The Naked Empire Bouffon Company sources its performers mostly from trainings. The performers build shows on a consistent basis for the months ahead, but these monthly “Too Soon” shows are built the day of the show. That Saturday, they worked from eleven in the morning to nine thirty at night with less than an hour break in the evening for a nap. They took the stage at ten thirty sharp.
“They were so toasted, so exhausted and I was feeling honestly guilty about putting them through this,” Justiniano said about the performers. Next month, he’s looking to have more bouffons to create more content at a faster rate, and also wants to structure the practice differently so that the performers get started earlier in the day and get a nice long break before the show.
“I’m just so proud of everybody,” Justiniano said. “I feel like [this show] was a smart thing to do for the company … This is my little baby from 2009, this little seed of an idea that I wanted to play with forever. And people are game.”

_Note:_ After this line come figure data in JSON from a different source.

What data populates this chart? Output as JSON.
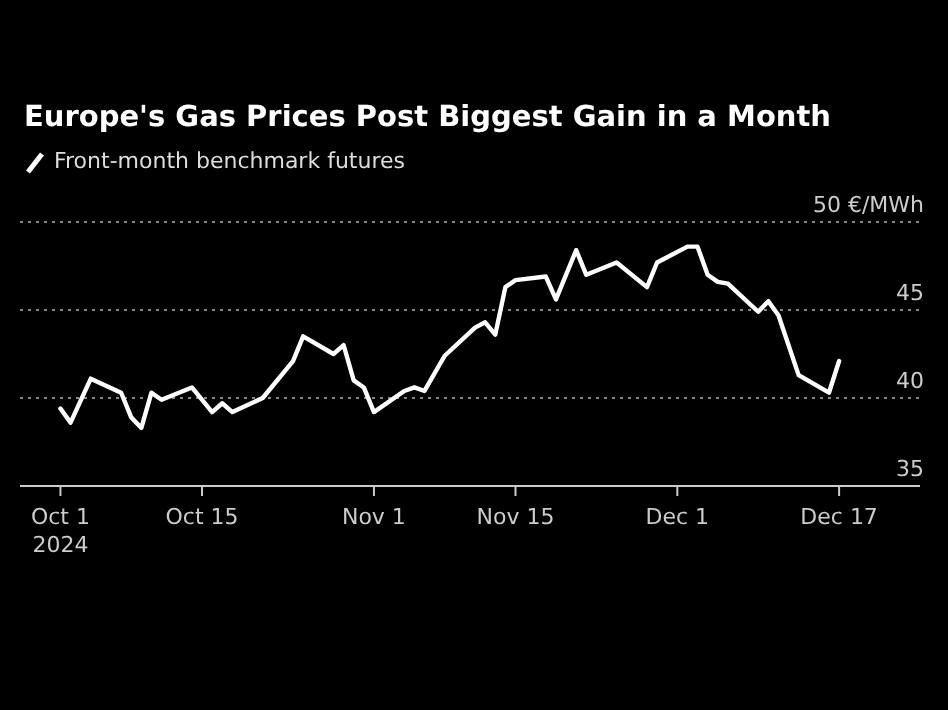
{
  "chart_data": {
    "type": "line",
    "title": "Europe's Gas Prices Post Biggest Gain in a Month",
    "x": [
      "2024-10-01",
      "2024-10-02",
      "2024-10-04",
      "2024-10-07",
      "2024-10-08",
      "2024-10-09",
      "2024-10-10",
      "2024-10-11",
      "2024-10-14",
      "2024-10-16",
      "2024-10-17",
      "2024-10-18",
      "2024-10-21",
      "2024-10-24",
      "2024-10-25",
      "2024-10-28",
      "2024-10-29",
      "2024-10-30",
      "2024-10-31",
      "2024-11-01",
      "2024-11-04",
      "2024-11-05",
      "2024-11-06",
      "2024-11-08",
      "2024-11-11",
      "2024-11-12",
      "2024-11-13",
      "2024-11-14",
      "2024-11-15",
      "2024-11-18",
      "2024-11-19",
      "2024-11-21",
      "2024-11-22",
      "2024-11-25",
      "2024-11-28",
      "2024-11-29",
      "2024-12-02",
      "2024-12-03",
      "2024-12-04",
      "2024-12-05",
      "2024-12-06",
      "2024-12-09",
      "2024-12-10",
      "2024-12-11",
      "2024-12-13",
      "2024-12-16",
      "2024-12-17"
    ],
    "series": [
      {
        "name": "Front-month benchmark futures",
        "color": "#ffffff",
        "values": [
          39.4,
          38.6,
          41.1,
          40.3,
          38.9,
          38.3,
          40.3,
          39.9,
          40.6,
          39.2,
          39.7,
          39.2,
          40.0,
          42.1,
          43.5,
          42.5,
          43.0,
          41.0,
          40.6,
          39.2,
          40.4,
          40.6,
          40.4,
          42.4,
          44.0,
          44.3,
          43.6,
          46.3,
          46.7,
          46.9,
          45.6,
          48.4,
          47.0,
          47.7,
          46.3,
          47.7,
          48.6,
          48.6,
          47.0,
          46.6,
          46.5,
          44.9,
          45.5,
          44.7,
          41.3,
          40.3,
          42.1
        ]
      }
    ],
    "xlim": [
      "2024-09-27",
      "2024-12-25"
    ],
    "xticks": [
      {
        "value": "2024-10-01",
        "label": "Oct 1\n2024"
      },
      {
        "value": "2024-10-15",
        "label": "Oct 15"
      },
      {
        "value": "2024-11-01",
        "label": "Nov 1"
      },
      {
        "value": "2024-11-15",
        "label": "Nov 15"
      },
      {
        "value": "2024-12-01",
        "label": "Dec 1"
      },
      {
        "value": "2024-12-17",
        "label": "Dec 17"
      }
    ],
    "ylim": [
      35,
      50
    ],
    "yticks": [
      35,
      40,
      45,
      {
        "value": 50,
        "label": "50 €/MWh"
      }
    ],
    "grid": "y",
    "legend": "top left",
    "marker": "none",
    "line_style": "solid"
  }
}
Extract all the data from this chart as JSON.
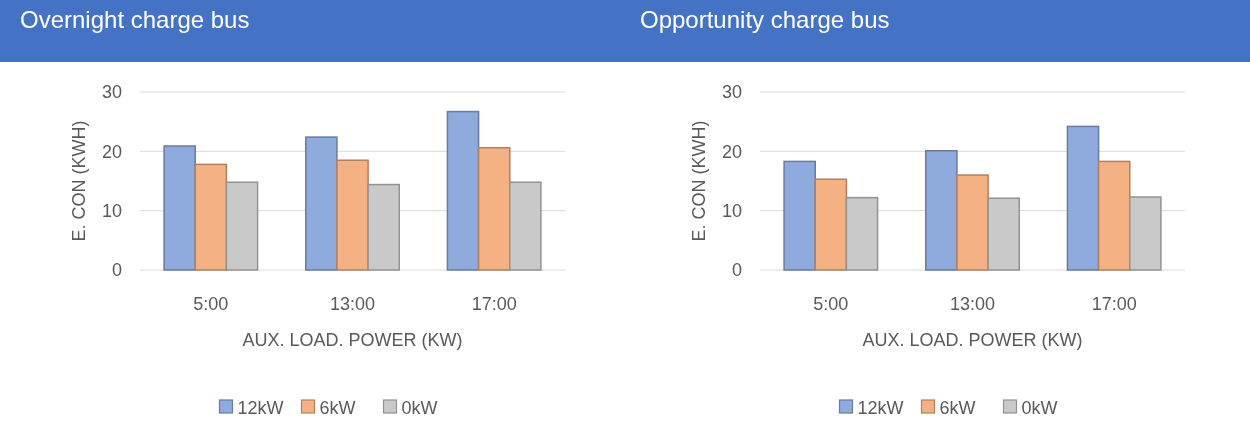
{
  "chart_data": [
    {
      "type": "bar",
      "title": "Overnight charge bus",
      "xlabel": "AUX. LOAD. POWER (KW)",
      "ylabel": "E. CON (KWH)",
      "categories": [
        "5:00",
        "13:00",
        "17:00"
      ],
      "series": [
        {
          "name": "12kW",
          "color": "#8faadc",
          "values": [
            20.9,
            22.4,
            26.7
          ]
        },
        {
          "name": "6kW",
          "color": "#f4b183",
          "values": [
            17.8,
            18.5,
            20.6
          ]
        },
        {
          "name": "0kW",
          "color": "#c9c9c9",
          "values": [
            14.8,
            14.4,
            14.8
          ]
        }
      ],
      "ylim": [
        0,
        30
      ],
      "yticks": [
        0,
        10,
        20,
        30
      ],
      "grid": "y",
      "legend": "bottom"
    },
    {
      "type": "bar",
      "title": "Opportunity charge bus",
      "xlabel": "AUX. LOAD. POWER (KW)",
      "ylabel": "E. CON (KWH)",
      "categories": [
        "5:00",
        "13:00",
        "17:00"
      ],
      "series": [
        {
          "name": "12kW",
          "color": "#8faadc",
          "values": [
            18.3,
            20.1,
            24.2
          ]
        },
        {
          "name": "6kW",
          "color": "#f4b183",
          "values": [
            15.3,
            16.0,
            18.3
          ]
        },
        {
          "name": "0kW",
          "color": "#c9c9c9",
          "values": [
            12.2,
            12.1,
            12.3
          ]
        }
      ],
      "ylim": [
        0,
        30
      ],
      "yticks": [
        0,
        10,
        20,
        30
      ],
      "grid": "y",
      "legend": "bottom"
    }
  ]
}
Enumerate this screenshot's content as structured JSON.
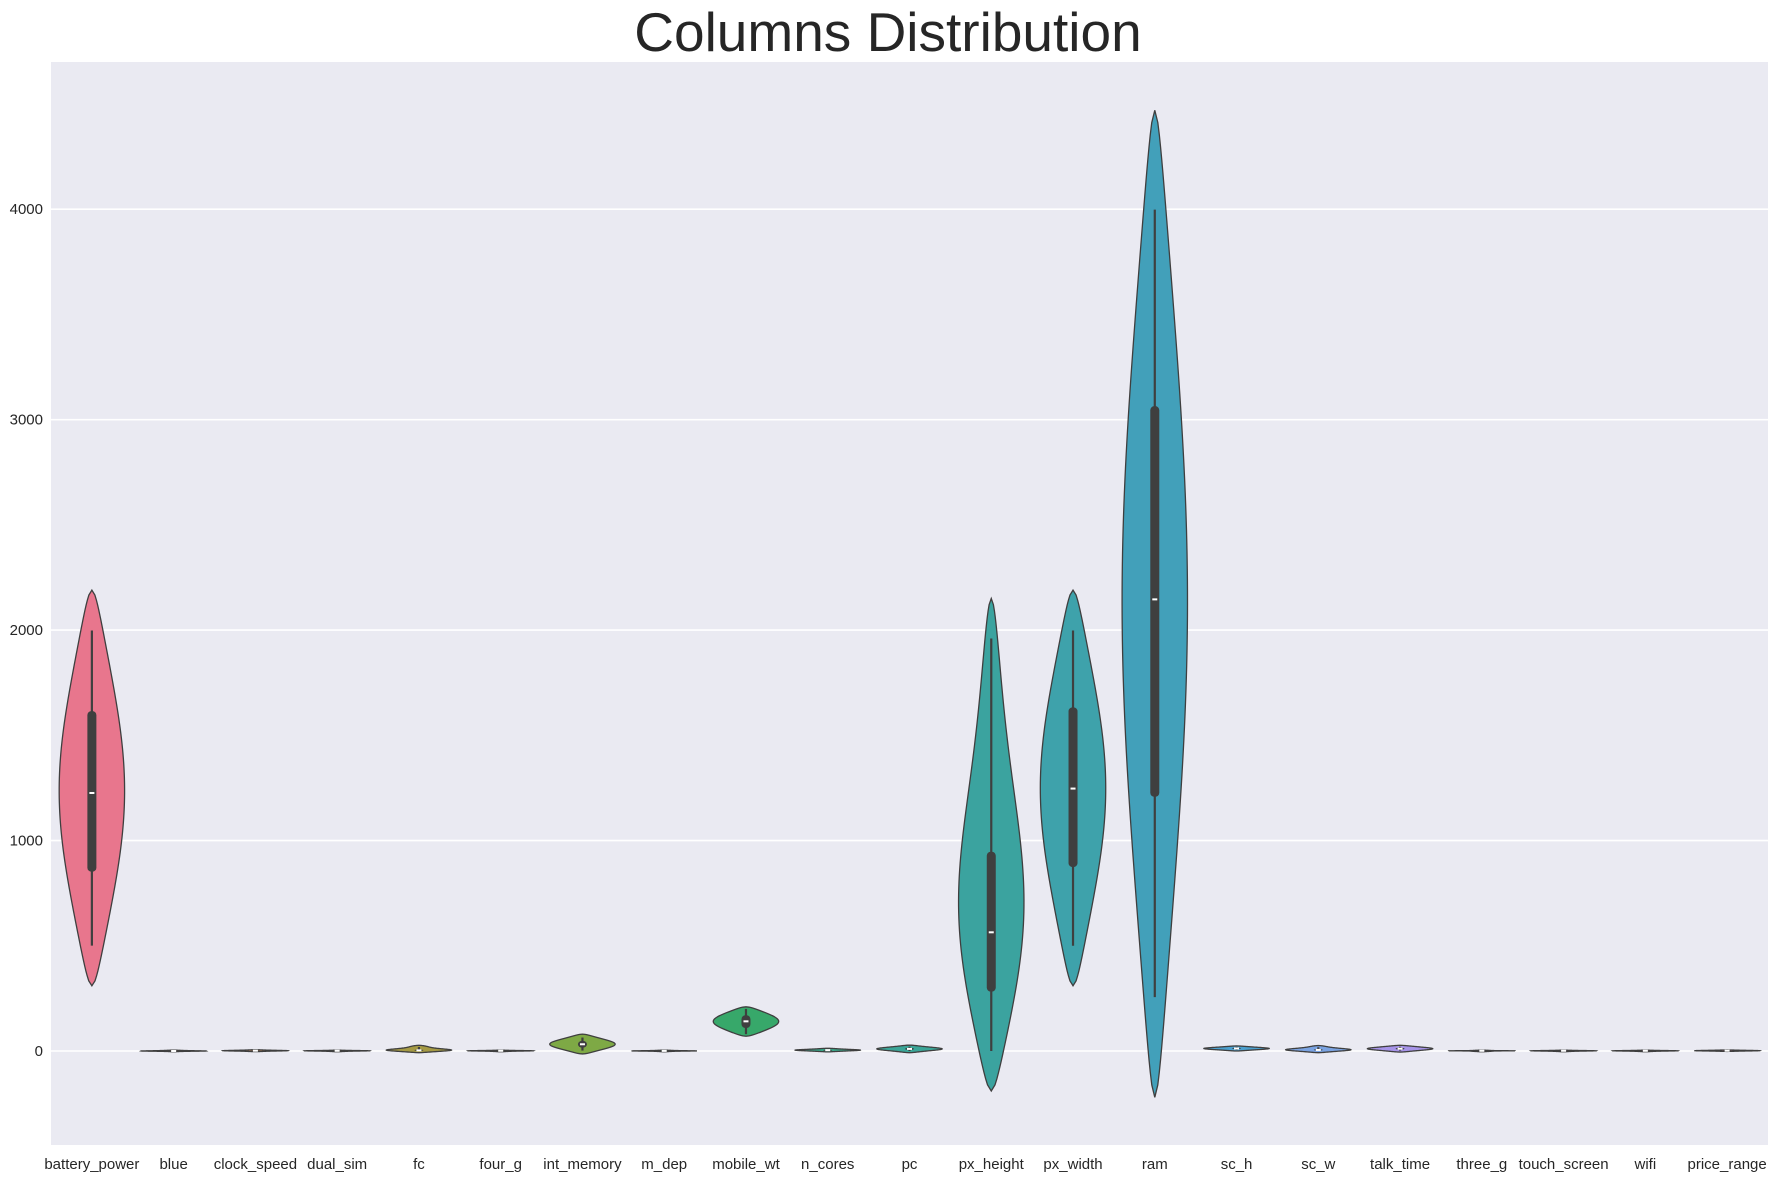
{
  "chart_data": {
    "type": "violin",
    "title": "Columns Distribution",
    "xlabel": "",
    "ylabel": "",
    "ylim": [
      -450,
      4700
    ],
    "yticks": [
      0,
      1000,
      2000,
      3000,
      4000
    ],
    "grid": true,
    "legend": "none",
    "categories": [
      "battery_power",
      "blue",
      "clock_speed",
      "dual_sim",
      "fc",
      "four_g",
      "int_memory",
      "m_dep",
      "mobile_wt",
      "n_cores",
      "pc",
      "px_height",
      "px_width",
      "ram",
      "sc_h",
      "sc_w",
      "talk_time",
      "three_g",
      "touch_screen",
      "wifi",
      "price_range"
    ],
    "series": [
      {
        "category": "battery_power",
        "color": "#e8768d",
        "min": 501,
        "q1": 852,
        "median": 1226,
        "q3": 1615,
        "max": 1998,
        "kde_min": 310,
        "kde_max": 2190
      },
      {
        "category": "blue",
        "color": "#d8847a",
        "min": 0,
        "q1": 0,
        "median": 0,
        "q3": 1,
        "max": 1,
        "kde_min": -3,
        "kde_max": 4
      },
      {
        "category": "clock_speed",
        "color": "#c98b5e",
        "min": 0.5,
        "q1": 0.7,
        "median": 1.5,
        "q3": 2.2,
        "max": 3.0,
        "kde_min": -3,
        "kde_max": 6
      },
      {
        "category": "dual_sim",
        "color": "#b79545",
        "min": 0,
        "q1": 0,
        "median": 1,
        "q3": 1,
        "max": 1,
        "kde_min": -3,
        "kde_max": 4
      },
      {
        "category": "fc",
        "color": "#a59a44",
        "min": 0,
        "q1": 1,
        "median": 3,
        "q3": 7,
        "max": 19,
        "kde_min": -8,
        "kde_max": 27
      },
      {
        "category": "four_g",
        "color": "#96a044",
        "min": 0,
        "q1": 0,
        "median": 1,
        "q3": 1,
        "max": 1,
        "kde_min": -3,
        "kde_max": 4
      },
      {
        "category": "int_memory",
        "color": "#7ea945",
        "min": 2,
        "q1": 16,
        "median": 32,
        "q3": 48,
        "max": 64,
        "kde_min": -14,
        "kde_max": 80
      },
      {
        "category": "m_dep",
        "color": "#4fb255",
        "min": 0.1,
        "q1": 0.2,
        "median": 0.5,
        "q3": 0.8,
        "max": 1.0,
        "kde_min": -3,
        "kde_max": 4
      },
      {
        "category": "mobile_wt",
        "color": "#37a86a",
        "min": 80,
        "q1": 109,
        "median": 141,
        "q3": 170,
        "max": 200,
        "kde_min": 70,
        "kde_max": 210
      },
      {
        "category": "n_cores",
        "color": "#39a88a",
        "min": 1,
        "q1": 3,
        "median": 4,
        "q3": 7,
        "max": 8,
        "kde_min": -4,
        "kde_max": 13
      },
      {
        "category": "pc",
        "color": "#3aa597",
        "min": 0,
        "q1": 5,
        "median": 10,
        "q3": 15,
        "max": 20,
        "kde_min": -8,
        "kde_max": 28
      },
      {
        "category": "px_height",
        "color": "#3ba39f",
        "min": 0,
        "q1": 282,
        "median": 564,
        "q3": 947,
        "max": 1960,
        "kde_min": -190,
        "kde_max": 2150
      },
      {
        "category": "px_width",
        "color": "#3ea2ab",
        "min": 500,
        "q1": 874,
        "median": 1247,
        "q3": 1633,
        "max": 1998,
        "kde_min": 310,
        "kde_max": 2190
      },
      {
        "category": "ram",
        "color": "#42a0ba",
        "min": 256,
        "q1": 1208,
        "median": 2146,
        "q3": 3064,
        "max": 3998,
        "kde_min": -220,
        "kde_max": 4470
      },
      {
        "category": "sc_h",
        "color": "#4ba0cf",
        "min": 5,
        "q1": 9,
        "median": 12,
        "q3": 16,
        "max": 19,
        "kde_min": 0,
        "kde_max": 24
      },
      {
        "category": "sc_w",
        "color": "#7aa3e2",
        "min": 0,
        "q1": 2,
        "median": 5,
        "q3": 9,
        "max": 18,
        "kde_min": -8,
        "kde_max": 26
      },
      {
        "category": "talk_time",
        "color": "#a794e9",
        "min": 2,
        "q1": 6,
        "median": 11,
        "q3": 16,
        "max": 20,
        "kde_min": -5,
        "kde_max": 27
      },
      {
        "category": "three_g",
        "color": "#c58be6",
        "min": 0,
        "q1": 1,
        "median": 1,
        "q3": 1,
        "max": 1,
        "kde_min": -3,
        "kde_max": 4
      },
      {
        "category": "touch_screen",
        "color": "#dc7fd8",
        "min": 0,
        "q1": 0,
        "median": 1,
        "q3": 1,
        "max": 1,
        "kde_min": -3,
        "kde_max": 4
      },
      {
        "category": "wifi",
        "color": "#ea7ab8",
        "min": 0,
        "q1": 0,
        "median": 1,
        "q3": 1,
        "max": 1,
        "kde_min": -3,
        "kde_max": 4
      },
      {
        "category": "price_range",
        "color": "#ed7799",
        "min": 0,
        "q1": 0.75,
        "median": 1.5,
        "q3": 2.25,
        "max": 3,
        "kde_min": -2,
        "kde_max": 5
      }
    ]
  }
}
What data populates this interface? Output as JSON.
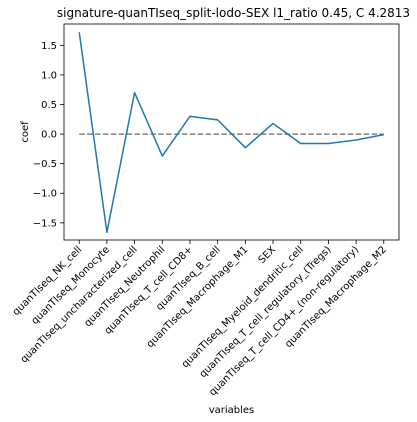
{
  "chart_data": {
    "type": "line",
    "title": "signature-quanTIseq_split-lodo-SEX l1_ratio 0.45, C 4.2813",
    "xlabel": "variables",
    "ylabel": "coef",
    "categories": [
      "quanTIseq_NK_cell",
      "quanTIseq_Monocyte",
      "quanTIseq_uncharacterized_cell",
      "quanTIseq_Neutrophil",
      "quanTIseq_T_cell_CD8+",
      "quanTIseq_B_cell",
      "quanTIseq_Macrophage_M1",
      "SEX",
      "quanTIseq_Myeloid_dendritic_cell",
      "quanTIseq_T_cell_regulatory_(Tregs)",
      "quanTIseq_T_cell_CD4+_(non-regulatory)",
      "quanTIseq_Macrophage_M2"
    ],
    "series": [
      {
        "values": [
          1.72,
          -1.66,
          0.7,
          -0.37,
          0.3,
          0.24,
          -0.23,
          0.18,
          -0.16,
          -0.16,
          -0.1,
          -0.01
        ],
        "color": "#1f77b4"
      }
    ],
    "reference_line": {
      "y": 0,
      "style": "dashed",
      "color": "#808080"
    },
    "ylim": [
      -1.79,
      1.86
    ],
    "yticks": [
      -1.5,
      -1.0,
      -0.5,
      0.0,
      0.5,
      1.0,
      1.5
    ],
    "ytick_labels": [
      "−1.5",
      "−1.0",
      "−0.5",
      "0.0",
      "0.5",
      "1.0",
      "1.5"
    ],
    "grid": false,
    "legend": "none"
  }
}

As long as there is tragedy in the world, there is a need for education around societal dysfunction. The Naked Empire recognizes that it’s easier to come to terms with this dysfunction through humor rather than shame, though many will leave the theatre feeling shameful about racial profiling, and questioning why officers at the San Francisco Police Department shot at Alex Nieto fifty nine times.